2015年07月13日更新 中東呼吸器症候群(MERS)の発生状況 (更新50)

 2015年7月10日に公表された世界保健機関(WHO)の情報によりますと、フィリピンの国際保健規約(IHR)国家担当者は、国内で発見された中東呼吸器症候群コロナウイルス(MERS-CoV)感染者の更新情報を7月6日にWHOに報告しました。

症例の詳細情報
 フィリピン保健省が確認したところによれば、フィリピン国籍でない36歳男性が6月30日にMERS症状を発症し、7月4日にウイルス陽性であることが検査で確認されました。彼は、本日(7月6日)に熱帯医学研究所を退院します。退院にあたって、48時間をおいて2回の検査が陰性で、もはや感染性はないことが示されました。現在、彼は回復し、状態は良好であると報告されています。

フィリピン保健省の対応
 フィリピンの保健当局によれば、患者は調査に協力し、予め定められた公衆衛生上の措置を遵守しています。予防措置として、36人の濃厚接触者が患者と最後に接触した日から14日間の健康監視下に置かれています。さらに接触者の追跡が続けられています。

 疫学調査では、患者は2015年6月29日以前には感染性がなかったことが示されています。その結果、6月29日以前の患者と同じ便に居合わせた乗客の監視を現在は終了しています。

世界での発生状況
 WHOは、2012年9月以降、1,368人の検査確定したMERS-CoV感染の患者報告と、少なくとも487人の関連する死亡報告を受けています。

WHOからのアドバイス
 WHOは、現状および利用可能な情報に基づいて、加盟国すべてに対して、急性呼吸器感染症に関するサーベイランスを継続し、また、あらゆる異常を示す患者についても注意深く調査することを勧めています。

 感染の予防と制御の対策には、診療施設においてMERS-CoVが拡がる可能性を防ぐことが重要です。他の呼吸器感染症と同様に、MERS-CoVの初期症状は非特異的なため、通常、早い時期に患者をMERS-CoVと診断できるものではありません。したがって、医療従事者は、診断にかかわらず、すべての患者に対して常に一貫した標準感染予防対策を適用する必要があります。急性呼吸器感染症の兆候を呈している患者の治療にあたる場合には、標準感染予防対策に加えて、飛沫予防対策を行うべきです。また、MERS-CoV感染の可能性がある患者、あるいは確定診断された患者の治療にあたる場合には、接触予防対策および眼の防護策を追加すべきです。さらに、エアロゾル(微粒子)が発生するような処置を行う場合には、空気感染の予防対策を行う必要があります。

 今後、MERS-CoVに関して解明が進むまでは、糖尿病、腎不全、慢性肺疾患、免疫不全のある人は、MERS‐CoV感染で重篤化するリスクが高いと考える必要があります。したがって、これらの人は、ウイルスの存在する可能性がある農場、市場あるいは家畜小屋のある地域を訪れる場合、動物に近づくこと、特にラクダと濃厚接触することを避けなければなりません。動物に触れる前後には必ず手洗いを行い、病気の動物との接触を避けるという一般的な衛生習慣をしっかりと守るべきです。

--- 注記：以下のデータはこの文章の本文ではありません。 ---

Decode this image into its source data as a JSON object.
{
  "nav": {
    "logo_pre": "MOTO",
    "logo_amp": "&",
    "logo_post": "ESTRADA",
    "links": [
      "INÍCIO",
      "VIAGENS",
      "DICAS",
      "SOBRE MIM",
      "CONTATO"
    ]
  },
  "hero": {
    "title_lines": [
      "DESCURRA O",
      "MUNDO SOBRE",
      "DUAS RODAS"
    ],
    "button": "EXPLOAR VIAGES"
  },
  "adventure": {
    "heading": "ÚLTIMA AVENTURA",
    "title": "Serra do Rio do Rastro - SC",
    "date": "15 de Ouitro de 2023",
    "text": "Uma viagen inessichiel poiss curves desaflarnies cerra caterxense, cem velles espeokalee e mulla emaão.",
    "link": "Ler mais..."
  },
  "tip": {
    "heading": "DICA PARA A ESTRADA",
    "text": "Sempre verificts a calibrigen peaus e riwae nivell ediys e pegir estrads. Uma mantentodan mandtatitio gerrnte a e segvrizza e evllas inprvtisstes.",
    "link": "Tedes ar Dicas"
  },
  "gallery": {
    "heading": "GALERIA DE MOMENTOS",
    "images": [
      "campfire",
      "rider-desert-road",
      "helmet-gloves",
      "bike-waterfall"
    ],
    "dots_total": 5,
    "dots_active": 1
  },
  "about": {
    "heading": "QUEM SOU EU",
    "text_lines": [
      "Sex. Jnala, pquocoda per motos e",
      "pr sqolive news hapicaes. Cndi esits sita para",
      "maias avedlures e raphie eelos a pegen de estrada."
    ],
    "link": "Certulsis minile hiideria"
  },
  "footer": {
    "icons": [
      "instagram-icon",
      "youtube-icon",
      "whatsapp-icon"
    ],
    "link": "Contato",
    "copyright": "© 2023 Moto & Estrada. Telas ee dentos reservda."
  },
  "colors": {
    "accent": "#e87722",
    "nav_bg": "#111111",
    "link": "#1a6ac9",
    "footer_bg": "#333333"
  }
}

 食品に対する衛生習慣には注意深くあるべきです。ラクダの生乳あるいは尿を飲むこと、また、調理不十分の肉を食べることは避けるべきです。

 WHOは、警戒体制をとりながら、発生状況を監視しています。地域住民の中で人から人へ持続的に感染が伝播していることの証拠は得られておらず、WHOは、この事象に関連して渡航や貿易を制限することを勧めてはいません。感染の影響を受けた国からの、また、影響を受けた国へ行く、渡航者において、MERS-CoVに対する注意を向上させることは、公衆衛生の実践においてよいことです。

 多くの人々が集まるために準備するホスト国では、MERS-CoVに関してWHOから発行されたすべての勧告とガイダンスが十分に考えられており、すべての関係職員にそれが利用可能であることを、公衆衛生当局は確認しておく必要があります。また、公衆衛生当局は、多くの人々が集まる期間中に受診者が医療システムで収容可能であることを保証するために、殺到したときの収容能力に対しても計画しておく必要があります。

出典

WHO. Global Alert and Response (GAR).
Middle East respiratory syndrome coronavirus (MERS-CoV)- The Philippines(update). 10 July 2015.